On the road …again!
Afghanistan to Zambia
Chronicles of a Footloose Forester
By Dick Pellek
Where Chickadees and Squirrels Compete
People who read some of the other chronicles of the Footloose Forester probably wonder if everything that is written is really true. Yes, all the stories are true, although it sometimes takes a bit of poetic license to set the stage for the main points. Chronology of events is seldom mentioned because most times the chronology of what transpires does not change the observations. At other times, the chronology of events is the main point. Like now, when the Footloose Forester is struggling to describe how birds, squirrels and deer all compete for the daily rations of birdseed that we load into the bird feeding stations in our back yard.
The six birdfeeders that we currently load with mixtures of seed corn, field grains and thistle were intended to attract songbirds to the rear of our property. We knew that the deer and the squirrels would come, as well; and we see them all on a daily basis.
We often sit in our enclosed rear porch that has windows on three sides and watch for the arrival of various furry and feathered visitors. As the seasons come and go, the bird life is the most varied. Each season has some species that are unique to the circumstances, particularly the temperature; thus as spring bursts forth we see more and more of those birds that seek out flying insects and crawling bugs.

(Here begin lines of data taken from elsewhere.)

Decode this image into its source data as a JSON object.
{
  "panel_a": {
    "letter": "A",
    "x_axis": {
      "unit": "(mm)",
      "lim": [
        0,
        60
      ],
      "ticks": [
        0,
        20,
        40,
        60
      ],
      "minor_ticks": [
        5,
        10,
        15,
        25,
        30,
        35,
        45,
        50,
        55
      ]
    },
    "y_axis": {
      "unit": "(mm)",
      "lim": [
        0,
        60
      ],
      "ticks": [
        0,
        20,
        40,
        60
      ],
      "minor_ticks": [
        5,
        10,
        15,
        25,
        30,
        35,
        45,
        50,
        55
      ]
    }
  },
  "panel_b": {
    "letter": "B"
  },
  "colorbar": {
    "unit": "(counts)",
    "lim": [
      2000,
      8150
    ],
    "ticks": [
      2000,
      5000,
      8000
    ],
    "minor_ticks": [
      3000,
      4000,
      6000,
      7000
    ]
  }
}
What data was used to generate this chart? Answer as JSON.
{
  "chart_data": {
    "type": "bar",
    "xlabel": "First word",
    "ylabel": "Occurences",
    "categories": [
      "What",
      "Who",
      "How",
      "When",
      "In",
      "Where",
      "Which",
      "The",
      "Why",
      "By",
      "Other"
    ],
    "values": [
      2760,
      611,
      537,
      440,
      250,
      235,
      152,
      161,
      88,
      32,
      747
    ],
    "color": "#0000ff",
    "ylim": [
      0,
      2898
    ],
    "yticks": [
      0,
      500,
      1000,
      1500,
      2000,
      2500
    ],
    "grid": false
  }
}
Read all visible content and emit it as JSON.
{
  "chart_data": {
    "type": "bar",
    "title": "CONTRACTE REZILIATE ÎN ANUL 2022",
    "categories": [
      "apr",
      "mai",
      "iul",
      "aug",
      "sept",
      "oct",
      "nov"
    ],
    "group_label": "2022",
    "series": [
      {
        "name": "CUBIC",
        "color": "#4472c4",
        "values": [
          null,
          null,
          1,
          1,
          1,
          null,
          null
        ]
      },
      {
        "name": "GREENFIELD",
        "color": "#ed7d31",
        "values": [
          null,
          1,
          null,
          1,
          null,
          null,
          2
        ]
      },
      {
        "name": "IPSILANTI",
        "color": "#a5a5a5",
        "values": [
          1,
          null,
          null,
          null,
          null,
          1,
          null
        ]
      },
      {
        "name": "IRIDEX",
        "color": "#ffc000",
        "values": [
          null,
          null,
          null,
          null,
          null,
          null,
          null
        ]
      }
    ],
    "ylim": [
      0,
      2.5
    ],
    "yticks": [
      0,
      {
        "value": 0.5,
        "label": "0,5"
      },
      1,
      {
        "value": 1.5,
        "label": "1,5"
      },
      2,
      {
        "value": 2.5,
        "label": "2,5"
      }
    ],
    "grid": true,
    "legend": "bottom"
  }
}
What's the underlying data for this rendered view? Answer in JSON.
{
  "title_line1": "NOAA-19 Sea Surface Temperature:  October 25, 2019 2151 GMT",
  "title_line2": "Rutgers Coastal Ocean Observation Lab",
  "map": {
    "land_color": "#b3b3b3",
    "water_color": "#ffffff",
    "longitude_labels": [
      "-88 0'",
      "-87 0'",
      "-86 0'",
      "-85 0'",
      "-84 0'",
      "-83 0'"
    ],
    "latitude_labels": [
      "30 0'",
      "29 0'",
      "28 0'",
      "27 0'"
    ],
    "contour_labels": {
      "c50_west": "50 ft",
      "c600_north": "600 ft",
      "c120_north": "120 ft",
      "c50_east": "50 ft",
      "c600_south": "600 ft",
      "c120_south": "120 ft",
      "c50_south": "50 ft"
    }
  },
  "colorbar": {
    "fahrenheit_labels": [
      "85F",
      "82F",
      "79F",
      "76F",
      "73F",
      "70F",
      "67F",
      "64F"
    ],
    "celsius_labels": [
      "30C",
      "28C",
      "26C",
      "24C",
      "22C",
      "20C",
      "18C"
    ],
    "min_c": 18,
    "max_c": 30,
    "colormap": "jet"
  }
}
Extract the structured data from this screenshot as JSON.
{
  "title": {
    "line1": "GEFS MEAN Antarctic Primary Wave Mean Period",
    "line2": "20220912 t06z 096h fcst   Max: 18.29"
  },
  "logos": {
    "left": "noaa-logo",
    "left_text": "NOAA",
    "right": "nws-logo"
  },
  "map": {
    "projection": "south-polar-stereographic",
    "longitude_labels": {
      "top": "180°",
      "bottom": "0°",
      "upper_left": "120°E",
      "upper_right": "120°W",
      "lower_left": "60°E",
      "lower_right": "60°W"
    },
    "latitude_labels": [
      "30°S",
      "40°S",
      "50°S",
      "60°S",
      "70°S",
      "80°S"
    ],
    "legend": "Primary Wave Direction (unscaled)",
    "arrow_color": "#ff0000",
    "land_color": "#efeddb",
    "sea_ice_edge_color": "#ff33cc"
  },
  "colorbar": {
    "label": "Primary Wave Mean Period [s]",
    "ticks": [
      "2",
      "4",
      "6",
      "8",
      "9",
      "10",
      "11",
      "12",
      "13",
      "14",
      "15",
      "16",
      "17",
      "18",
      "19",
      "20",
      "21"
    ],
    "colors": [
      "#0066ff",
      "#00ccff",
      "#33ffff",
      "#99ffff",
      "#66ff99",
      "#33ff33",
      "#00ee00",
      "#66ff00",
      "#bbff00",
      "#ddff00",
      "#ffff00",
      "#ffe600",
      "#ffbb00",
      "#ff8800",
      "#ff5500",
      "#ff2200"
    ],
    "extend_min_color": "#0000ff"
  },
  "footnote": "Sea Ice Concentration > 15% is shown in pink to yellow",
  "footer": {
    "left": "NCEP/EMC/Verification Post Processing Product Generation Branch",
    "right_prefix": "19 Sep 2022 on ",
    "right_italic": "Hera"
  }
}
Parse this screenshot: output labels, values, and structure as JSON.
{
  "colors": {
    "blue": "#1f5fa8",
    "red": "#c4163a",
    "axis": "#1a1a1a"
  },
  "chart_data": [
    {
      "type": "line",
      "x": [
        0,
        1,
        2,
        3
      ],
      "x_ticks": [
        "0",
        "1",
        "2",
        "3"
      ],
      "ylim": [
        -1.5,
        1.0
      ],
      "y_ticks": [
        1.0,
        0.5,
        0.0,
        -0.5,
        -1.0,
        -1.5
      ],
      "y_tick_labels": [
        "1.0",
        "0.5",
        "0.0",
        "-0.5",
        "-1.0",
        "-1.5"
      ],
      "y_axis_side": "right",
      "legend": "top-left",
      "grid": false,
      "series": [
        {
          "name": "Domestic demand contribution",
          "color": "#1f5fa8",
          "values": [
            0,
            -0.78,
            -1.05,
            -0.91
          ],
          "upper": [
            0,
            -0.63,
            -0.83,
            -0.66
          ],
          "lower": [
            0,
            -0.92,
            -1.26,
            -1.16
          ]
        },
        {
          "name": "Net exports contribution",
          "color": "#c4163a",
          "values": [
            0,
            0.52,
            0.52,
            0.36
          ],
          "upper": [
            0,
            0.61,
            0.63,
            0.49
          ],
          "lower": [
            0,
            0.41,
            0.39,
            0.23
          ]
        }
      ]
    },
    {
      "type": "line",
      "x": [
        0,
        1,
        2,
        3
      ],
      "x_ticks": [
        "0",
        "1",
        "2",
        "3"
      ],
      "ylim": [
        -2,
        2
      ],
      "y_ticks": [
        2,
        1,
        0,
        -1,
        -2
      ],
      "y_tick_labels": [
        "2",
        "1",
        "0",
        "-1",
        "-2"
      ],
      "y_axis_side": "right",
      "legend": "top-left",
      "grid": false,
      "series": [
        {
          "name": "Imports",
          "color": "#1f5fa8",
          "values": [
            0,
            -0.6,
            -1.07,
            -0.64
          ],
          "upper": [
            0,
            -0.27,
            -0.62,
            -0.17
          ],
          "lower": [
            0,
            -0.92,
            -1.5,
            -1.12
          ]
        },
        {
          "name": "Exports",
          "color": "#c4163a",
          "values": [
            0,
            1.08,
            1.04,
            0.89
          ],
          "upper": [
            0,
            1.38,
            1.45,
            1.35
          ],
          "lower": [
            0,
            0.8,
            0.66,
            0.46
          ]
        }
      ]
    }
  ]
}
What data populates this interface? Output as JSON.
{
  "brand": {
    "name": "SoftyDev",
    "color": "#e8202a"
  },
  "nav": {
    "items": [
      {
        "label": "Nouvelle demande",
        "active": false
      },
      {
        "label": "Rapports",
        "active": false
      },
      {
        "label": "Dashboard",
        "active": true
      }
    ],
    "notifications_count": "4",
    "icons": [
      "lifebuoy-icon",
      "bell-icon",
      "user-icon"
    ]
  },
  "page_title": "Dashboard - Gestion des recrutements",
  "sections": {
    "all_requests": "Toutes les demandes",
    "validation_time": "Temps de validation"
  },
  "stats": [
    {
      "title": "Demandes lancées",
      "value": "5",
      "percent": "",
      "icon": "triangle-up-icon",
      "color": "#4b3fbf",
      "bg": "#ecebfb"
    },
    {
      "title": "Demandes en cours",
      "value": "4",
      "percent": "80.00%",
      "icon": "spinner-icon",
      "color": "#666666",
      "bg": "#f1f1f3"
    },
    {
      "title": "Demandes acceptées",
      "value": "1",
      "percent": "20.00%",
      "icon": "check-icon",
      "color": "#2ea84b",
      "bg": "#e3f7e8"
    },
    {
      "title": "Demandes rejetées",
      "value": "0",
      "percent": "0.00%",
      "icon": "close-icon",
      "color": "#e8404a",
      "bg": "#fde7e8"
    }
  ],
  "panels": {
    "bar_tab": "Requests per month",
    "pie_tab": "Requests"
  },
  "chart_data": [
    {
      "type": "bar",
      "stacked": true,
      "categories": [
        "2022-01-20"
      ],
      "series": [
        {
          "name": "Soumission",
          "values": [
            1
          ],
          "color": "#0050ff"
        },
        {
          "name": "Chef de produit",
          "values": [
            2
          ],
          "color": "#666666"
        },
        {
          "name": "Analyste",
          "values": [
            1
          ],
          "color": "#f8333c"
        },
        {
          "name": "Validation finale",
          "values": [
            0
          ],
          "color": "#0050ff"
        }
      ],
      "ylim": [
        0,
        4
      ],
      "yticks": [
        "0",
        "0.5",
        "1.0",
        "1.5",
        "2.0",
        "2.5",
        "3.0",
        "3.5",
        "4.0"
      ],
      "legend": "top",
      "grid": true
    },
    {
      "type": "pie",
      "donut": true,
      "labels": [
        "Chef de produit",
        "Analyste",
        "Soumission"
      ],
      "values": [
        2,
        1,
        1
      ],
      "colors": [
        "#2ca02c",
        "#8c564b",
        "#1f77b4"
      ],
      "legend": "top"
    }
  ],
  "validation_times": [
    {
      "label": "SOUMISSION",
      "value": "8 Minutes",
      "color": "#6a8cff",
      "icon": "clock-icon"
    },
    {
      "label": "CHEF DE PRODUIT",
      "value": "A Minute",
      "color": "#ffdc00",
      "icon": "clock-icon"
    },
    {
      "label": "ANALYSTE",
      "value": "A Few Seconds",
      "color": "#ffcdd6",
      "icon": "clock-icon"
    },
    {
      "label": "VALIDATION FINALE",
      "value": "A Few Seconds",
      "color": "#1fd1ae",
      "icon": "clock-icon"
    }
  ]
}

Of course, they also will and do eat our birdseed if it is available, which is most of the time. The other creatures also eat what is available, so there is usually a scene of competition, of pre-emptive feeding, or of genuine sharing of what is available. The tableau does require some interpretation of the body language of those who do not speak in words. They speak to us in snorts, chatter, coos, screeching, and warbling. Making the interpretations is part of the fun. An action video embedded at this point would help.
The competition, the pre-emption, and the sharing take place every day
Making our case by using their active images on video film would seem to be the end-all of the evidence that it takes to tell the story of a typical day at the birdfeeders; except for the fact that no day is typical. Although we know that there are seven deer that are part of one family in the area, not all of them appear together each day, so we begin to count them when they show up. The same is true of the squirrels; we have seen five of them at one time, but seldom do more than one or two pay a visit together. One good video of two squirrels and several birds competing for seed is in our archives and is the best evidence, so far, that we have plenty of activity during daylight hours. We will be looking for a media compatible video source program that can be inserted into the story. So far, we have not found one that is compatible at this site. When that problem is rectified, we hope to publish a series of videos showing the furry and feathered friends that hang out just outside our rear windows.